Levantándolo de la estera, lo abrazó contra su pecho. Sentada, la Virgen se envolvió con el Niño en el velo y con su leche sagrada alimentó al Redentor.

Vi un denso grupo de figuras angélicas en apariencia humana arrodillarse en el suelo y adorar al divino Infante; eran seis coros angelicales dentro de un halo de luz brillante y deslumbrante.

Aproximadamente una hora después de dar a luz, María llamó a José, quien todavía estaba absorto en la oración.

Lo vi acercarse y extenderse humildemente, mientras miraba con alegría y devoción al Divino Niño.

Sólo cuando la Santa Consorte le repitió que guardara en su corazón el don del Altísimo con plena gratitud, tomó al Niño en sus brazos y alabó al Señor con lágrimas de alegría.

La Virgen entonces envolvió al Niño en pañales. Vi que primero lo cubrió con un paño rojo, luego lo envolvió con uno blanco hasta las axilas, mientras envolvía su cabeza con otro.

Nuestra Señora solo tenía cuatro pañales con ella. Entonces vi a María ya José sentados en el suelo; no hablaban, pero parecían absortos en la meditación.

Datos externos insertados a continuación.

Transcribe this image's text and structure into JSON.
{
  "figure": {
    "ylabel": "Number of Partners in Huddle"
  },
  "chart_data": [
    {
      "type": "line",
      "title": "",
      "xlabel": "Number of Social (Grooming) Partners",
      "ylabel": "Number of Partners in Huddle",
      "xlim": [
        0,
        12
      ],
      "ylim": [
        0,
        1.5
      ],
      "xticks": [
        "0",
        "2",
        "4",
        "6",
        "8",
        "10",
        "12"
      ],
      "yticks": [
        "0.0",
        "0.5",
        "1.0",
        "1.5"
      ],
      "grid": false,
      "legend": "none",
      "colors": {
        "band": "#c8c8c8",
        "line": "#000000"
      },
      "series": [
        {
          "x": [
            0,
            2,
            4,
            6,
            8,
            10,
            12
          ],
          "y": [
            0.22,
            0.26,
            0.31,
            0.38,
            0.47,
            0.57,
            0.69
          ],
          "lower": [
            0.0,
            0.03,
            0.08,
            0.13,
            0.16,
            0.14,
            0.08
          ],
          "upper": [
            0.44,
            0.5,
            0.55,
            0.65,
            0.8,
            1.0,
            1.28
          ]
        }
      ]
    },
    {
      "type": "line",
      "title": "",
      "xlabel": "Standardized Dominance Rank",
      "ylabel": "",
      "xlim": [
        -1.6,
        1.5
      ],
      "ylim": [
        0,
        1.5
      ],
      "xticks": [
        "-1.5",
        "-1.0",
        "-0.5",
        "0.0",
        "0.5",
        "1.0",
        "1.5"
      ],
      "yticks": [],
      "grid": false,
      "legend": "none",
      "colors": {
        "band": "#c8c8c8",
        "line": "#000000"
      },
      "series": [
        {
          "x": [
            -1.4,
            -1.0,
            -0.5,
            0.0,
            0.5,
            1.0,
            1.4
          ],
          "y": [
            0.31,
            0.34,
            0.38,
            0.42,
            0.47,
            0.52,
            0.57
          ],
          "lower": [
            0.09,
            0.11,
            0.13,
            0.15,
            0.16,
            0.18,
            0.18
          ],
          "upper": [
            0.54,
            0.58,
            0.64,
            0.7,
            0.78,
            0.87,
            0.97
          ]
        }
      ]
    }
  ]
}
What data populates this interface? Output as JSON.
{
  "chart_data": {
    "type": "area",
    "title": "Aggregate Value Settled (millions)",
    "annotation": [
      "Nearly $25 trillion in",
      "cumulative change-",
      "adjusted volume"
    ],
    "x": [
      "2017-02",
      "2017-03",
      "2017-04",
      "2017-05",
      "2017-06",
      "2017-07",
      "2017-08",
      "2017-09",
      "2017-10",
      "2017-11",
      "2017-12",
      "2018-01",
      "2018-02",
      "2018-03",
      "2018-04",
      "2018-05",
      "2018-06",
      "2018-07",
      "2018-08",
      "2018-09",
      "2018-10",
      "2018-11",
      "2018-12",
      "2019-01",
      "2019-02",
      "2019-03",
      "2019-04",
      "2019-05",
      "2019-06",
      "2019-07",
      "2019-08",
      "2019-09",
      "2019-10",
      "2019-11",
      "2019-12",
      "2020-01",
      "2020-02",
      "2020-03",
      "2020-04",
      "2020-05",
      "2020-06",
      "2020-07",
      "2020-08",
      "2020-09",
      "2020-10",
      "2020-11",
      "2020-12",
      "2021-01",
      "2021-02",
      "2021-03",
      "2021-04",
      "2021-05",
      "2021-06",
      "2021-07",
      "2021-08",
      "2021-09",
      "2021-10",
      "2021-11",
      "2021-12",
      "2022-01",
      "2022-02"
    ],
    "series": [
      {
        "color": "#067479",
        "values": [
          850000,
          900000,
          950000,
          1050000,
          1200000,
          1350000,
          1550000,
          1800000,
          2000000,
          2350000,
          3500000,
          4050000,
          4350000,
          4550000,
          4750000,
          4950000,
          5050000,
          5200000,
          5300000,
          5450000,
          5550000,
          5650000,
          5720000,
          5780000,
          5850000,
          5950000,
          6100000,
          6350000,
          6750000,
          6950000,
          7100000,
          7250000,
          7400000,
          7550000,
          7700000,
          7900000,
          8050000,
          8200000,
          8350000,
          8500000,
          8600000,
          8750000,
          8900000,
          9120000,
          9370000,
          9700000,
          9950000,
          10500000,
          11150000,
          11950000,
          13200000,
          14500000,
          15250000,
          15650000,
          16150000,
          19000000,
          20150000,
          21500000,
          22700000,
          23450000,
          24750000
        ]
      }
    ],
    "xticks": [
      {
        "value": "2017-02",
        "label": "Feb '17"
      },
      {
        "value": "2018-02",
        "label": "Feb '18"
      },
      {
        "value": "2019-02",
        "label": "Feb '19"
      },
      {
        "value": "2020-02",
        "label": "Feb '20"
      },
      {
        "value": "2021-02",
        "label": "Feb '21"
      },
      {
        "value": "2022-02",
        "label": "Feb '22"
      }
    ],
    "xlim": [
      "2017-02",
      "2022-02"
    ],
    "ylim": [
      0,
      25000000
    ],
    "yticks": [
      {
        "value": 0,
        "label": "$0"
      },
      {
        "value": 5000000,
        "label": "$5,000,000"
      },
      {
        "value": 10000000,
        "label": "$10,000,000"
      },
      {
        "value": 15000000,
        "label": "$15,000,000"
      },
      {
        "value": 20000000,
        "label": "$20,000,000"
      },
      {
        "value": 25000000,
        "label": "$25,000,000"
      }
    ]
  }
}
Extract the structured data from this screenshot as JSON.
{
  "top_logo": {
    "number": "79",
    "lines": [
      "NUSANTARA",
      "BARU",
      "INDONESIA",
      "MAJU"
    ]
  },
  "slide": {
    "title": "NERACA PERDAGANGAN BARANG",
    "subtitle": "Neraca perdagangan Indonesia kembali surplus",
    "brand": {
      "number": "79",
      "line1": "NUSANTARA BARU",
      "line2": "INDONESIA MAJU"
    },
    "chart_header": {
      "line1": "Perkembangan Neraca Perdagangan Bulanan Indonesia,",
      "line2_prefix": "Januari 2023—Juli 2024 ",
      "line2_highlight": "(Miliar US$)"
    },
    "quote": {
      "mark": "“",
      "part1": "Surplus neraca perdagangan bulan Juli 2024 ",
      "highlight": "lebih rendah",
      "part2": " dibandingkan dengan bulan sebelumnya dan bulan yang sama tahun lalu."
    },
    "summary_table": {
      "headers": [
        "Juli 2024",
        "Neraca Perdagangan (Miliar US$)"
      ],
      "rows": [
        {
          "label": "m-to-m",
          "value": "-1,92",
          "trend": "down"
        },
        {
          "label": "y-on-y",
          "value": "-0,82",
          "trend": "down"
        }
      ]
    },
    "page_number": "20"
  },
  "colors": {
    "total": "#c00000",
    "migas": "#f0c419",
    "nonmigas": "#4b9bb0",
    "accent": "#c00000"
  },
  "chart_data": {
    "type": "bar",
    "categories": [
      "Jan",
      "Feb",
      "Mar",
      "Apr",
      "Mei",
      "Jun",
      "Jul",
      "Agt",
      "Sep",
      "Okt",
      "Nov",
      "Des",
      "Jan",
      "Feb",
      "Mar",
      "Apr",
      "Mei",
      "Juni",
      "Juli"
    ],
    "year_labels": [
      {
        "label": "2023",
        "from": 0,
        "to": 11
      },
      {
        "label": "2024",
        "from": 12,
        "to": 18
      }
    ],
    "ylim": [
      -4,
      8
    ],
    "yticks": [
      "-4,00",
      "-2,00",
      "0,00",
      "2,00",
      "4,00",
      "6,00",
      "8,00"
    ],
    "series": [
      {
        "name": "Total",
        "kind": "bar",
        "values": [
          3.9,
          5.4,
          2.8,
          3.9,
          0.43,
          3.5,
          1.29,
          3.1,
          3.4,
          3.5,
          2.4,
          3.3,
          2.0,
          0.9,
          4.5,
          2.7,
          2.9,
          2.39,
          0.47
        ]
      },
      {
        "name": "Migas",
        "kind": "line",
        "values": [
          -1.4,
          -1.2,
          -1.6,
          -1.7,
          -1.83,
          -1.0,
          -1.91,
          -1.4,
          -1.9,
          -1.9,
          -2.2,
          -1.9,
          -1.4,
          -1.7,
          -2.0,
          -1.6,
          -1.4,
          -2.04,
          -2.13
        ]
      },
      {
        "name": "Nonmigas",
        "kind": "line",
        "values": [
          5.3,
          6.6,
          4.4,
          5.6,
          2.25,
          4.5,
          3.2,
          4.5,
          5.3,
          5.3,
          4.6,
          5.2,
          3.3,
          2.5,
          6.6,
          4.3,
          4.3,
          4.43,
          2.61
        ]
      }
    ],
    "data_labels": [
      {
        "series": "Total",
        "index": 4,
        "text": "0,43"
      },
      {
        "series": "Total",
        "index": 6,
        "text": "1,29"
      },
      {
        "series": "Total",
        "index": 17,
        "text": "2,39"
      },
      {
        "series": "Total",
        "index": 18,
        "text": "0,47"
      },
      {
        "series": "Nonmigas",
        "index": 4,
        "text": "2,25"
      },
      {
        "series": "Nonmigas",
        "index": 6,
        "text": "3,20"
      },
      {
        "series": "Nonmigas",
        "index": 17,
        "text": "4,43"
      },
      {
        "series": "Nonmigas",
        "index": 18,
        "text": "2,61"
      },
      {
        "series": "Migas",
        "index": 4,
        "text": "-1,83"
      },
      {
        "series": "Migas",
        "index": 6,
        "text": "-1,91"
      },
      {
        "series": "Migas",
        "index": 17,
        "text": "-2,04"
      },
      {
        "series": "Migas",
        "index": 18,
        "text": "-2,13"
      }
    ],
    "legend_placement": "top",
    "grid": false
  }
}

Bello y radiante, vi al Santo Recién Nacido envuelto en pañales tendido sobre la estera, mientras María lo contemplaba. Ante esa vista exclamé: ‘Este cuerpecito es la salvación de todo el universo’.

Poco después la santa pareja colocó al divino Infante en el pesebre, que había sido llenado de ramitas y finas hierbas, y pusieron una manta sobre su cuerpecito.

Después de colocar al Niño en esta cuna, que era más baja que el lugar donde nació, la santa Pareja lloró de alegría y cantó alabanzas al Señor.

José colocó la cama y la silla de la Santísima Virgen cerca del pesebre. Vi a Santa María, antes y después de dar a luz, siempre velada y vestida de blanco; en los primeros días, inmediatamente después del Evento, estaba sentada o arrodillada, dormía de lado y nunca la vi enferma ni cansada.

Cuando alguien venía a visitarla, se velaba aún más cuidadosamente y se ponía de pie sobre el lugar donde había tenido lugar el Santo Nacimiento.